“It’s kind of a gray area,” he says.
The earliest written records are from the first loggers and settlers, who were already stocking fish into just about any waters. Stocking fish is somewhat like planting a garden: You dump small fish into the water and see if they survive. Early fish culturists provided fish for stocking, usually as tiny fry or fingerlings that could be transported in milk cans via the railroad. Persons said walleyes, smallmouth bass, northern pike and brook trout were stocked this way in the early 1900s. Actual stocking records weren’t kept until the 1930s.

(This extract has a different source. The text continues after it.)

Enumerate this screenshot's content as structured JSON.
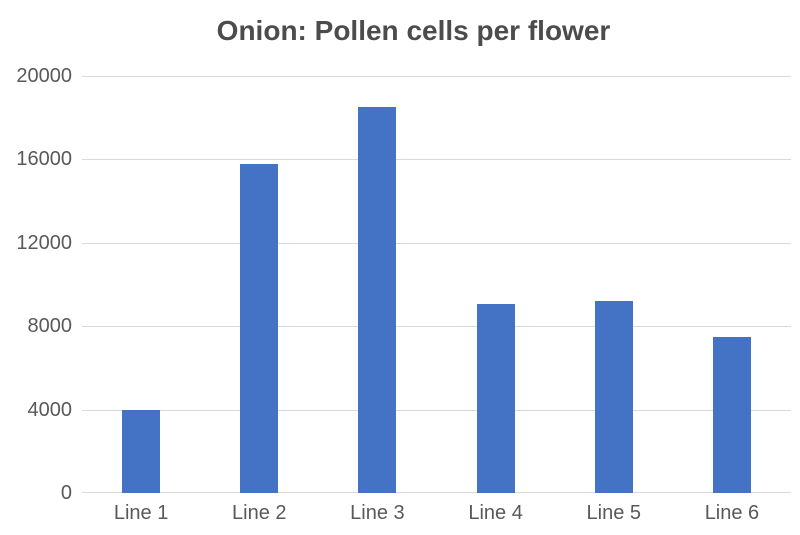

Only a few species of fish existed in inland lakes prior to settlement. Most lakes contained northern pike, yellow perch and white sucker. Deeper lakes also supported burbot, lake trout and longnose suckers. The only native panfish was the tiny green sunfish. A wide variety of forage fish such as dace and shiners are native, but fathead minnows and golden shiners likely first arrived in bait buckets. A greater variety of fish species existed in Lake Superior, but they were blocked from migrating up tributary rivers to headwater lakes by waterfalls that were barriers to fish passage. Even brook trout, which thrive in North Shore rivers and creeks, were not native above the barriers.
Persons said fish species that “pretty clearly” were not native in Cook County’s inland waters include walleyes, smallmouth bass and rainbow smelt, as well as rainbow and brown trout. He knows ciscoes and lake whitefish were introduced to some lakes, but is uncertain whether native populations existed elsewhere.
Species such as walleyes, smallmouth bass, cisco, brook trout and lake whitefish are native to other Minnesota watersheds, so why weren’t they found in Cook County? As glaciers melted and receded thousands of years ago, they left behind sprawling glacial lakes that drained north, east and south from Minnesota. The fish living in these lakes survived in the “remnant puddles,” as Persons jokingly refers to today’s lakes. Some of those original fish populations can still be found in remote lakes within the Boundary Waters Canoe Area Wilderness.
While an extensive public awareness effort has shown the public the ecological damage that can occur from aquatic invasive species such as the common carp (found in Lake Superior, but not in Cook County’s inland waters), introductions of desirable fish species are usually considered benign. Often, this is not the case.
Consider Poplar, Hungry Jack, Flour and East Bearskin lakes, which once supported native lake trout. Those populations vanished not long after smallmouth bass were introduced to the lakes. Persons said the bass introductions occurred about the same time as the early resorts got started, so overfishing may have played a role in the lake trout’s demise. But voracious smallmouths are known to decimate forage fish, so they may have wiped out the food supply for lake trout.
The introduction of walleyes can harm native lake trout, too. And another introduced species, like the black crappie, can negatively affect walleye populations. Persons said black crappie have appeared in Seagull and Saganaga lakes, although he expects the cold climate will limit their abundance. While crappie and bluegill have been successfully introduced to some lakes, cool water temperatures greatly limit their spawning success and the survivability of their offspring.
One non-native fish that has hung on in a few lakes since it was introduced in the late 1970s is the muskie. Originally stocked in Crescent Lake, it successfully colonized interconnected Kinogami and Lichen lakes. On another lake, East Pike, muskies seem to have declined as northern pike numbers increased; a common scenario in lakes elsewhere.
While the DNR is reluctant to introduce fish to new waters these days, nonnative fish populations continue expanding in Cook County, especially smallmouth bass and walleyes. The expansion may be aided through surreptitious introductions by well-meaning, but poorly informed anglers. In addition, smallmouth bass are increasing in abundance in many lakes, perhaps because longer and warmer summers create more favorable conditions for their spawning and survival.